The scene near the end with the guy getting shot by the squatters really stuck with me, because I thought the implications of what was going to happen to his family were clear. The squatters were going in the house, and those women and children left inside were at their mercy.
Didn’t ABC air the last half of the movie without commercials? While this happens nowadays as a stunt (“presented with limited commercial interruptions, brought to you by Polident!”), I seem to remember advertisers didn’t want their ads running during the bleak, “here come the nukes!” part of the program.
I thought Special Bulletin was great. Watched that in my dorm room, after convincing my roommate to tune that in. He was glad I talked him into watching - really well-done TV drama, in a realistic “happening right now live” style.
Agreed.
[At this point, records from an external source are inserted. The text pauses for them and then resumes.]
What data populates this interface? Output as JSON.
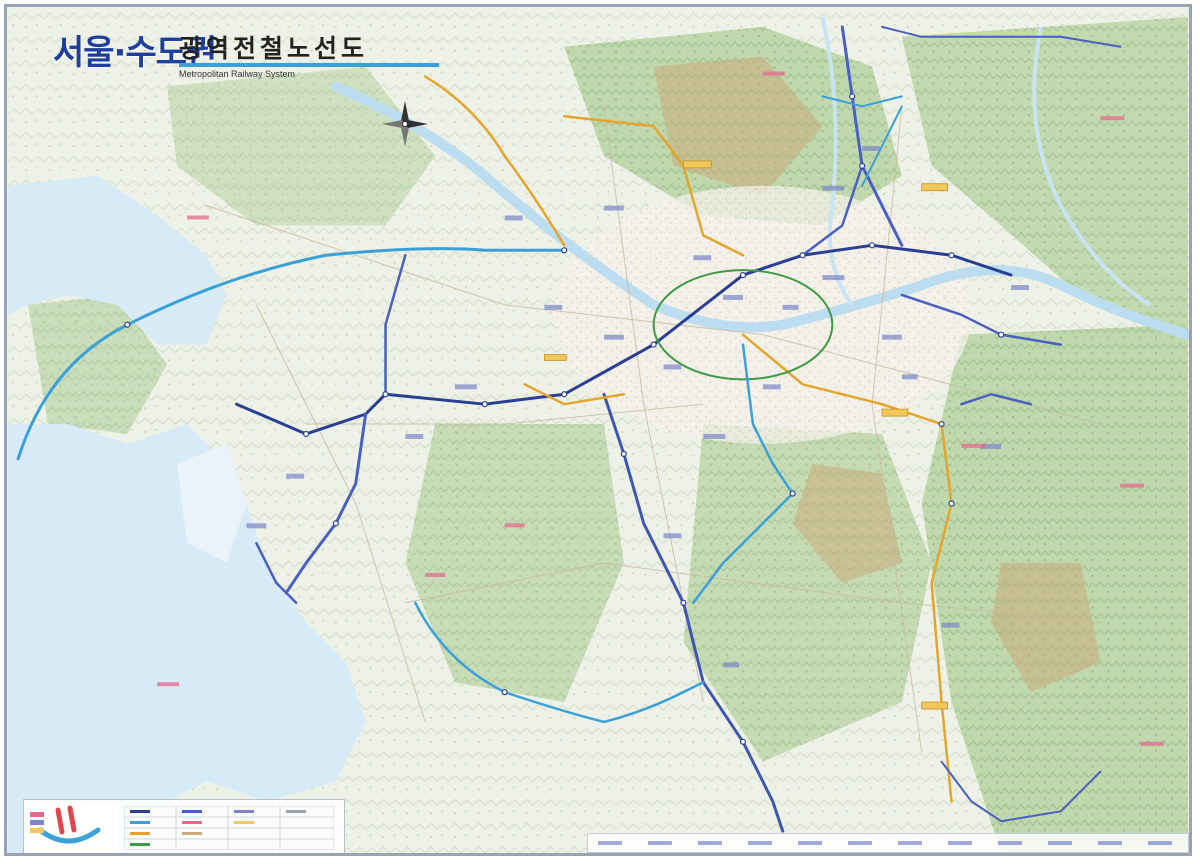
{
  "title": {
    "main": "서울·수도권",
    "sub": "광역전철노선도",
    "english": "Metropolitan Railway System"
  },
  "colors": {
    "line_blue": "#4a5fc1",
    "line_navy": "#2a3f93",
    "line_orange": "#e3a52b",
    "line_sky": "#3aa0d8",
    "line_green": "#3f9a45",
    "water": "#d7ebf7",
    "land": "#f3f0e8",
    "mountain": "#b9d4a7",
    "mountain_dark": "#8fb980",
    "hill_brown": "#c9ab7b",
    "title_blue": "#1f3f9e"
  },
  "icons": {
    "compass": "compass-rose-icon",
    "logo": "railway-logo-icon"
  }
}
Warday is a book that sticks with you. I’ve read it three times from various libraries, then had to buy an out-of-print copy online because the library doesn’t have it any more.
To be fair, nobody has time to starve in The Day After. A few weeks/months later, yes, that would have happened.
Whenever I think of Threads the one scene that sticks with me most is a selfish pregnant girl drinking water. She’s in the fallout shelter with her grandparents and picks up a container of water. You think she’s going to chug for a couple of seconds and put it down, but she keeps on drinking, and drinking and drinking and drinking as if she were in the middle of the desert and hadn’t had water for days. You want to reach through the screen and slap the container out of her hand and scream at her for being such a selfish, oblivious cunt.
Considering that she lives and her grandparents don’t, I assume the message was that to survive, you have to be selfish at the expense of others.
I watched The Day After as a college freshman. Not too bad, but I have very little memory of it. Basically a 1970s disaster movie, taken to the extreme.